This article is 5 years old. Images might not display.
The first three doŕe bars, containing 1,139 ounces of gold, were poured over the weekend, just scraping in to make the joint venture's target of first gold by the end of June.
The gold was produced from the carbon-in-leach and elution circuits.
Gold Fields executive vice president Stuart Mathews said first gold from a new tier-one mine was a significant achievement.
"Gruyere is a tremendous asset based on a world‐class orebody and a forecast long mine life," he said.
"The Gruyere JV's focus now shifts to the safe and successful ramp‐up to nameplate capacity to allow us to deliver full value to all stakeholders."
Gruyere was discovered by Gold Road less than six years ago, with the company introducing Gold Fields as 50% partner and operator in late 2016.

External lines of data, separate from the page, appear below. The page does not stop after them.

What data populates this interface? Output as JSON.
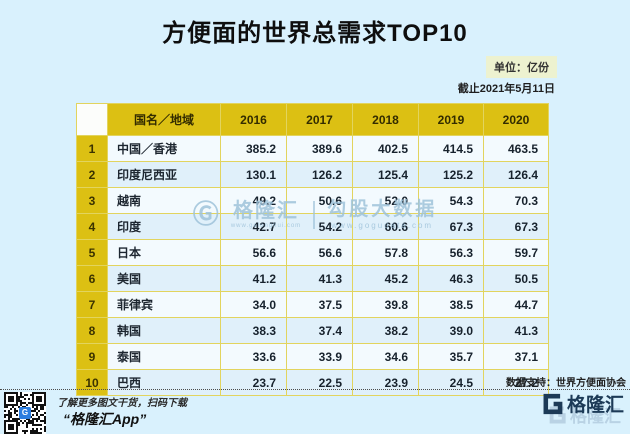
{
  "page": {
    "title": "方便面的世界总需求TOP10",
    "unit_badge": "单位：亿份",
    "as_of": "截止2021年5月11日"
  },
  "chart_data": {
    "type": "table",
    "title": "方便面的世界总需求TOP10",
    "unit": "亿份",
    "as_of": "2021-05-11",
    "columns": [
      "国名／地域",
      "2016",
      "2017",
      "2018",
      "2019",
      "2020"
    ],
    "rows": [
      {
        "rank": "1",
        "name": "中国／香港",
        "values": [
          385.2,
          389.6,
          402.5,
          414.5,
          463.5
        ]
      },
      {
        "rank": "2",
        "name": "印度尼西亚",
        "values": [
          130.1,
          126.2,
          125.4,
          125.2,
          126.4
        ]
      },
      {
        "rank": "3",
        "name": "越南",
        "values": [
          49.2,
          50.6,
          52.0,
          54.3,
          70.3
        ]
      },
      {
        "rank": "4",
        "name": "印度",
        "values": [
          42.7,
          54.2,
          60.6,
          67.3,
          67.3
        ]
      },
      {
        "rank": "5",
        "name": "日本",
        "values": [
          56.6,
          56.6,
          57.8,
          56.3,
          59.7
        ]
      },
      {
        "rank": "6",
        "name": "美国",
        "values": [
          41.2,
          41.3,
          45.2,
          46.3,
          50.5
        ]
      },
      {
        "rank": "7",
        "name": "菲律宾",
        "values": [
          34.0,
          37.5,
          39.8,
          38.5,
          44.7
        ]
      },
      {
        "rank": "8",
        "name": "韩国",
        "values": [
          38.3,
          37.4,
          38.2,
          39.0,
          41.3
        ]
      },
      {
        "rank": "9",
        "name": "泰国",
        "values": [
          33.6,
          33.9,
          34.6,
          35.7,
          37.1
        ]
      },
      {
        "rank": "10",
        "name": "巴西",
        "values": [
          23.7,
          22.5,
          23.9,
          24.5,
          27.2
        ]
      }
    ],
    "source": "世界方便面协会"
  },
  "watermark": {
    "g_glyph": "Ⓖ",
    "brand": "格隆汇",
    "brand_url": "www.gelonghui.com",
    "product": "勾股大数据",
    "product_url": "www.gogudata.com"
  },
  "footer": {
    "source": "数据支持：世界方便面协会",
    "qr_caption": "了解更多图文干货，扫码下载",
    "app_name": "“格隆汇App”",
    "brand": "格隆汇",
    "qr_logo_letter": "G"
  },
  "colors": {
    "background": "#d9f1fd",
    "header_gold": "#dcc013",
    "row_light": "#f3fafe",
    "row_dark": "#e0f0fa",
    "table_border": "#e2d45e",
    "navy": "#1c3a57",
    "badge_bg": "#edf2d0",
    "watermark": "#9fc3da",
    "qr_logo_blue": "#2b7de0"
  }
}
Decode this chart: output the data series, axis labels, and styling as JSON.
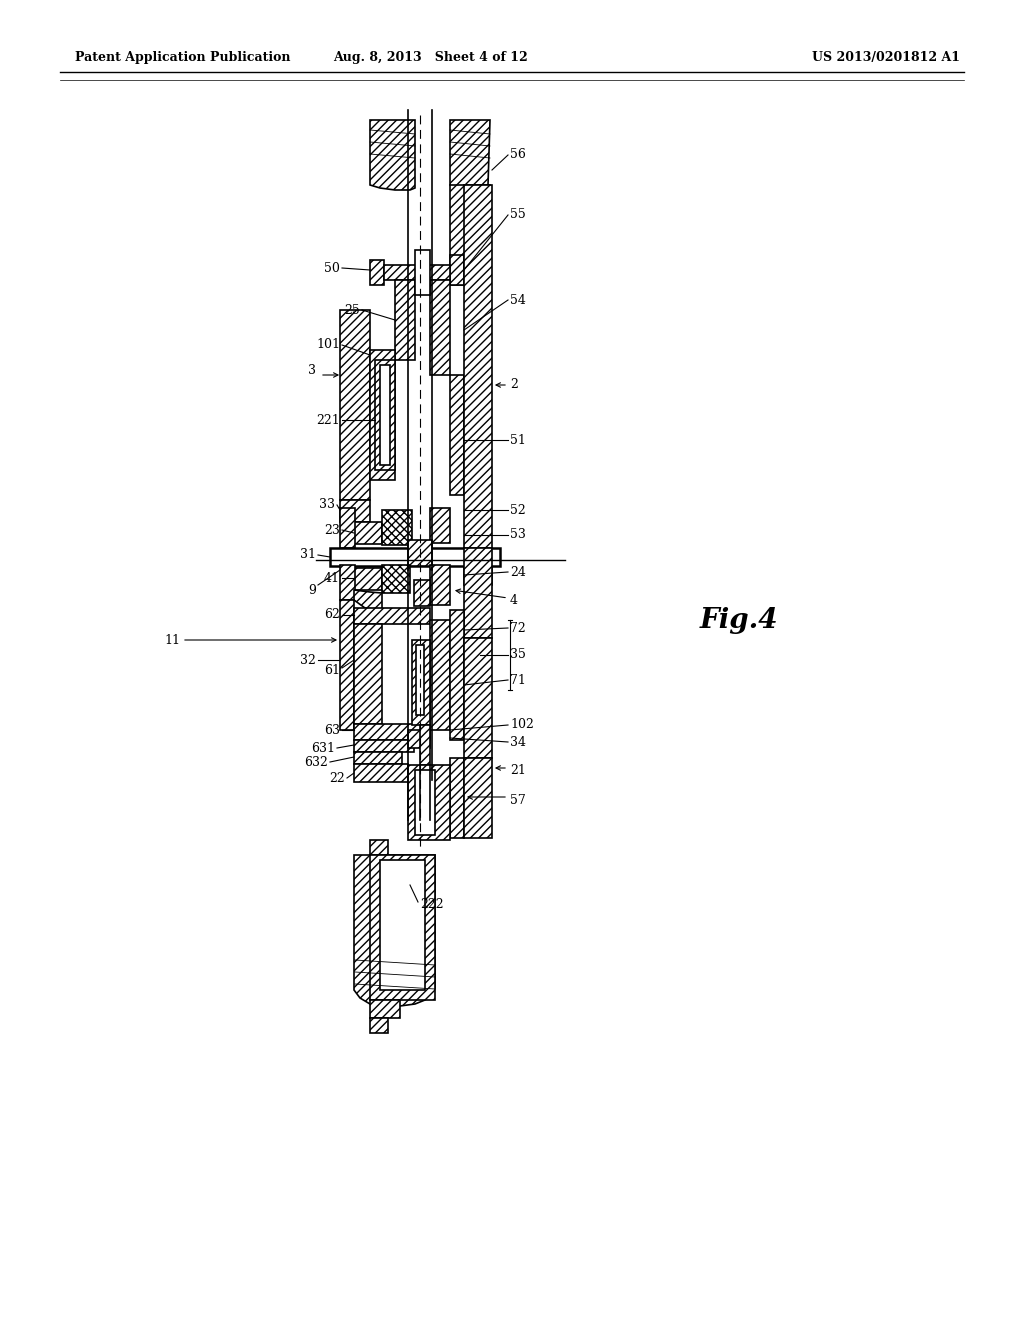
{
  "header_left": "Patent Application Publication",
  "header_mid": "Aug. 8, 2013   Sheet 4 of 12",
  "header_right": "US 2013/0201812 A1",
  "fig_label": "Fig.4",
  "background_color": "#ffffff"
}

"Importantly, Gold Road joins the ranks of ASX‐listed gold producers as owner of a 50% stake in the world‐class Gruyere gold mine," Gold Road managing director and CEO Duncan Gibbs said.

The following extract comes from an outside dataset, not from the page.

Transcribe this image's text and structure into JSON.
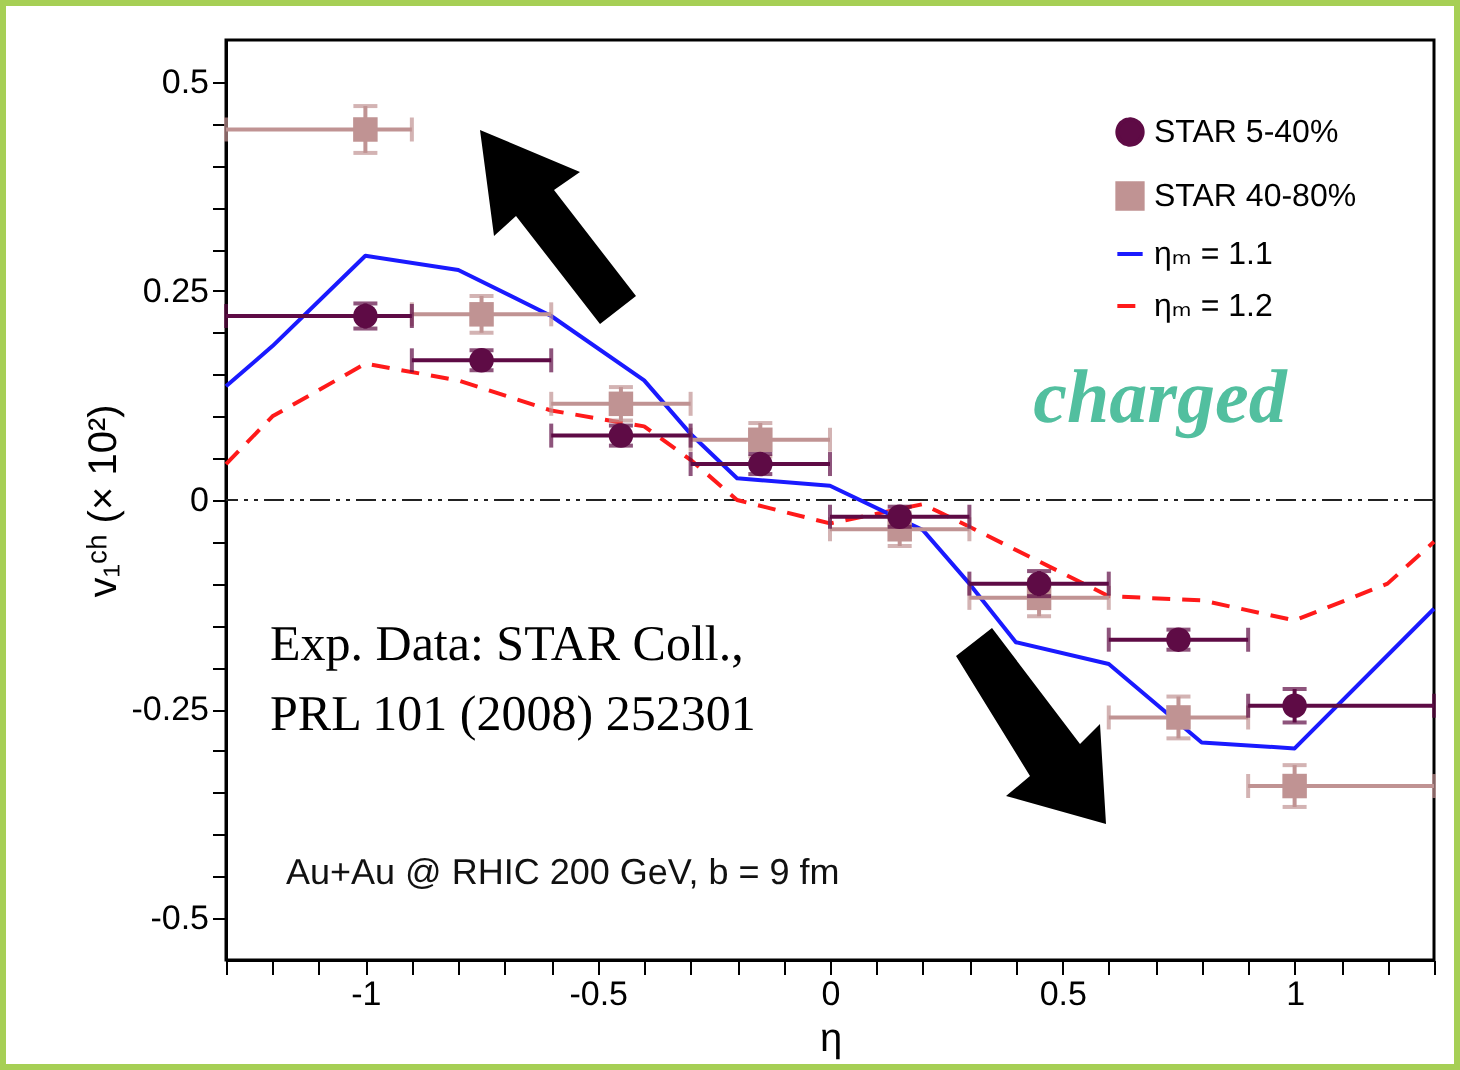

"Our work is far from done - we remain committed to exploring the highly prospective Yamarna Greenstone Belt to unlock the potential through the discovery of more resource ounces for Gruyere and new discoveries that could be developed as stand‐alone gold mines."
As reported last month, there has been a one-month delay in commissioning the gravity circuit at Gruyere.
The JV said the commissioning remains on track for completion early this quarter following the reinstallation of pipework.
Low-grade ore will initially be processed and once the ball mill is operational, full ramp-up will take 6-7 months.
Guidance for the remainder of 2019 is 75,000-100,000oz, with commercial production expected to be declared later this year.
RBC Capital Markets analyst Paul Hissey said commercial production was the next focus.
"We expect the market to provide additional scrutiny to declaration of commercial production as it's the final milestone of successful ramp-up - although we caution that the definition is highly subjective (open to interpretation) and different companies will assume a different threshold," he said.
"What is important to us is when Gold Road/Gruyere can demonstrate sustained positive cashflow."
Gruyere is expected to produce about 300,000oz per annum at all-in sustaining costs of A$1,025 an ounce over at least 12 years.